Disney is also giving people who already have annual passes a new perk, free Disney PhotoPass Lenses, which allows users to take augmented reality (AR) photos with special lenses around the park, and a free visit to an AR mural at Cinderella's Castle.
Free parking is also back for those who stay at Disney hotels in the Orlando parks.
Another major price-boosting change, as the WSJ noted, was removing Disney's FastPass system for skipping lines. The new program is called Genie+. It provides entrance to the Lighting Lane on certain rides, which start at $25 a day per person.

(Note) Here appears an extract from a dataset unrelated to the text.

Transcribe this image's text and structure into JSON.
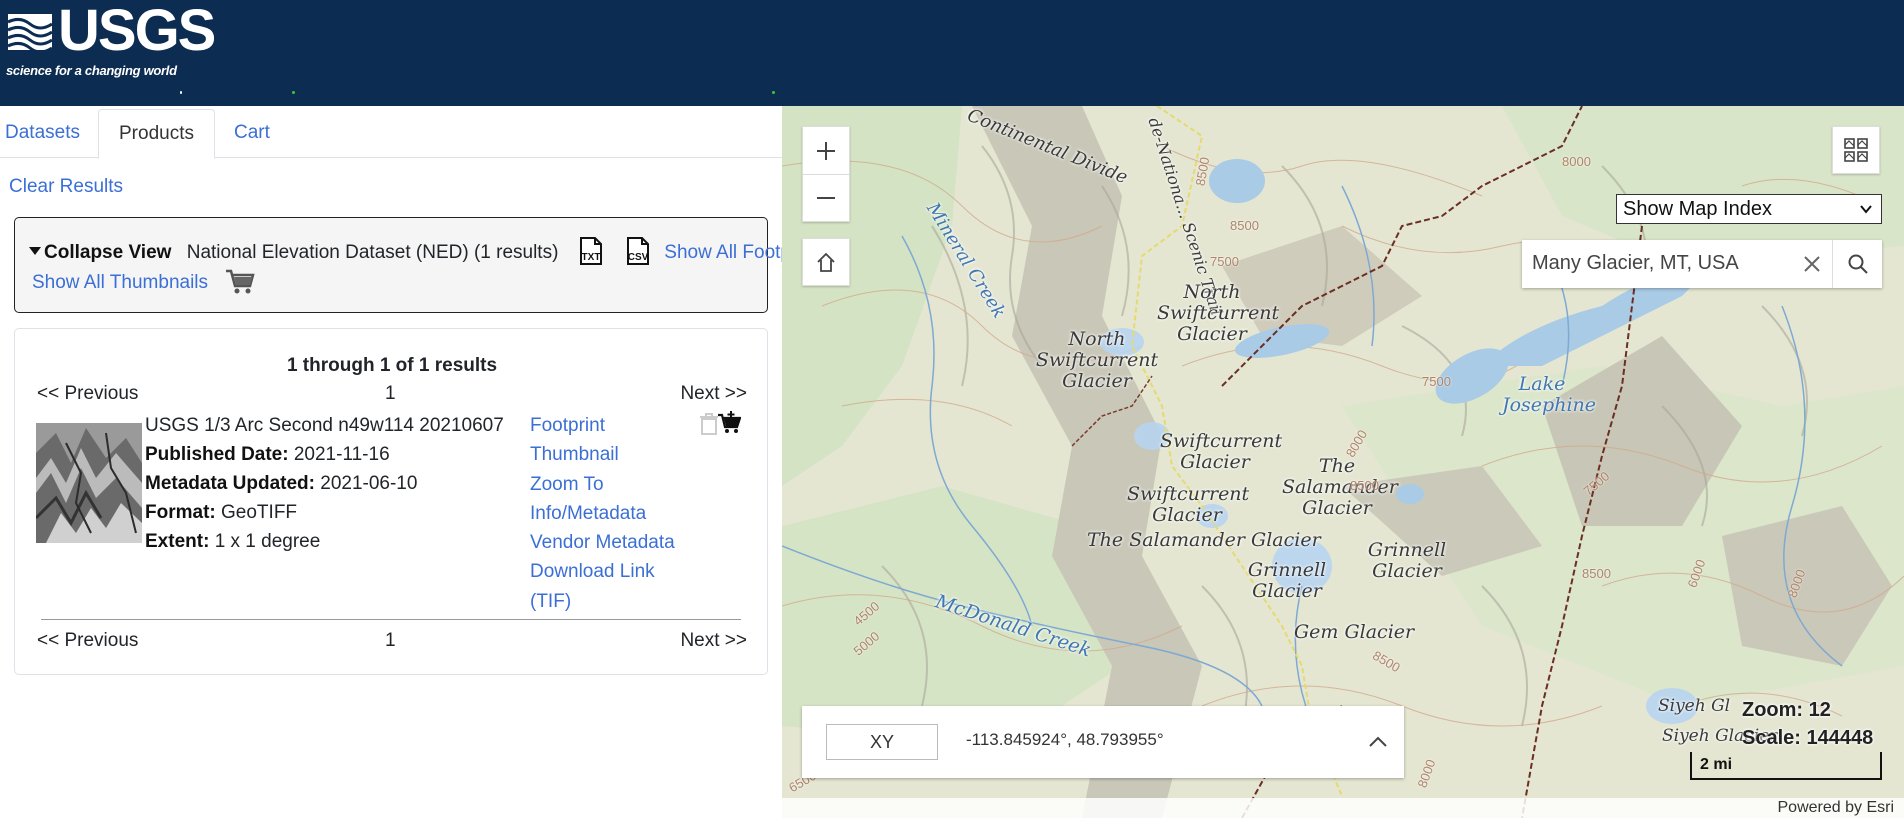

You have to pay extra, to the tune of $10 to $17 a ride, to enter the lane for select rides. Some are included in the $25 and some have to be purchased separately at rides such as the Seven Dwarfs Mine Train and Flight of Passage, which you can do even without buying Genie+. The implementation has reportedly been a disaster at times, with people completely skipping the regular line, called Standby.
Starting in the next "few months," people who buy Genie+ for a visit will also get free photos from Disney PhotoPass, which are taken at places like Space Mountain and Expedition Everest.
The company's olive branches in California include an earlier time for people who "park hop" from Disneyland to Disney California Adventure if they have a Magic Key pass (which provides entrance to both parks) or a Park Hopper ticket from 11 a.m. to 1 p.m.
Disneyland offers select dates where tickets are $104, a relatively lower price compared to the usual day prices, which vary widely but can cost $164-$239 for a one-day ticket that allows park hopping for someone over the age of 10, for example.
In the blog post, the company said it added "nearly" two more months' worth of dates throughout 2023 where people can take advantage of the $104 price.
The company said it also plans to sell more Magic Key passes in 2023.